Class duration and time for research
If you had total control, how would you block your teaching time?
Would you want classes to meet frequently for short periods of time, or infrequently but for a long stretch each time? What is good for your research? What is good for the students? Are the two mutually compatible?
One end of the continuum (the block system aside) is having classes meet 3-5 days per week, plus a lab. When I was in college, my intro science classes met in the mornings, 5 days per week, for an hour, over 10 weeks.
At the other end of the continuum is where I am teaching now. Most daytime classes are either MW or TTh, so they meet for 1.5 hours twice per week. There are almost no MWF classes. Since most faculty teach four courses per semester, this presents enough flexibility so that scheduling is not impossible, though I feel deep sympathy for the chairs that have to schedule.
We also have a many classes that meet in the evenings, as I teach on a commuter campus. Plenty of them meet once per week, for three hours. My teaching load has included these for the last few years.
Tonight, after my kid already gets home from school, I’m teaching for three hours. I only see these students once per week. This semester I do this on two nights per week. I miss evening activities with my kid, but it does lead to having more time with him at other moments, including my being able to pick him up from school those other days. I’ve arranged my schedule so that I’m available for parenting the evenings I’m not teaching, and my spouse sometimes has weekend commitments. I think it evens out during the semester, in terms of parental effort.

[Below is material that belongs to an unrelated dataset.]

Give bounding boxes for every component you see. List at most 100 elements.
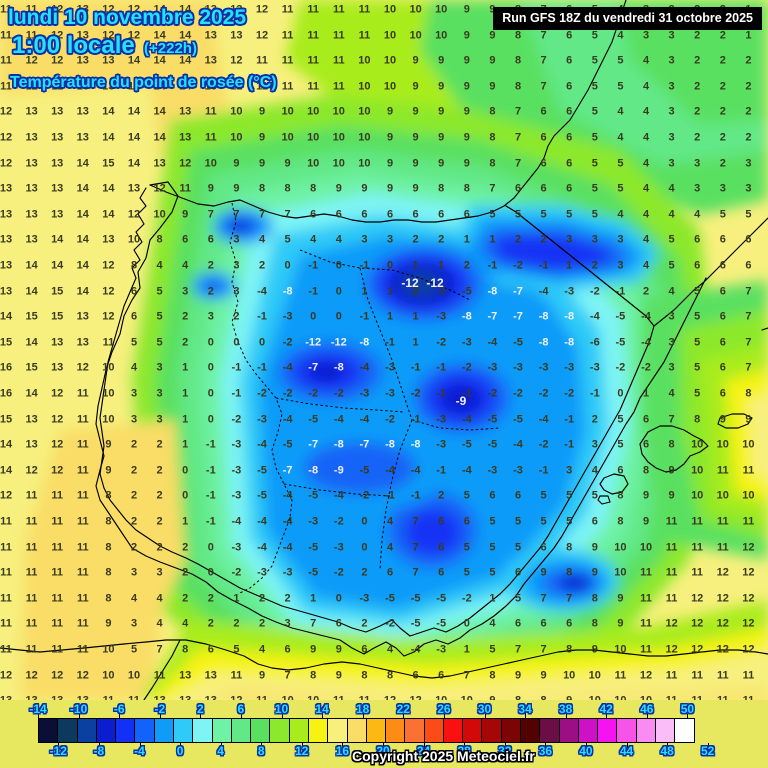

How do feel about it, in terms of my research opportunity? I’m liking it a lot. On most days, I have massive blocks of time that I can protect to allocate to time-consuming tasks. It’s great. I also don’t have to rush into campus those days, and I can take care of business at home. It also leads to an expectation that I might not be on campus in the day, if I am there in the evening.
How does it work out pedagogically? At first I was reluctant and concerned that it wouldn’t work out. After doing the same class several times, I’ve been converted to this schedule. First of all, preparing for a class is three times as much work, though that also is less frequent. That’s something to take into account. But assuming that you’re prepared, how does it affect learning? I think it’s a net gain. Actually, putting my own schedule aside, I’d structure all of my classes to meet in a 3-hour stretches on a weekly basis instead of more frequent lectures.
Why do I think this time format is better? Because active learning requires focus and depth. I was reluctant to teach these long infrequent classes because, let’s face it, after three hours of lecture your mind is pulp. You’re exhausted and parched, and the students are on overload. All lecture audiences slow down after 20 minutes.
Once I learned how to stop lecturing, and to teach using other approaches, we have time to learn much more deeply when we’re together. And I have enough experience running a classroom to keep students accountable in the intervening week, so that their brains don’t shut off during that time span. I realize that it’s nearly impossible, at least in the short term, to shift class schedules around for many political and practical reasons. This is, though, a good thought exercise to think about what’s best when you do have the choice.
Grad students in the sciences who teach for a living learn to balance their time while teaching long class sessions. Usually, grad students are teaching the lab sections. I taught three 3-hour sections per week to get my TA wage (for a wage around the poverty line) in grad school. So, that’s not that different from what I’m doing now as faculty. If grad students with TAships have time for a dissertation, then if faculty plan well they should have plenty of time for research.
If you’re lecturing, I think short classes are best, or least bad, for the students, because the human brain doesn’t have the capacity to absorb lectures for long stretches, even when they are engaging. But if you’ve abandoned the lecture, then long classes will give you the time to let students consider topics in depth and learn a lot more. And, on the plus side, having classes in big blocks will let you schedule research in big blocks, too.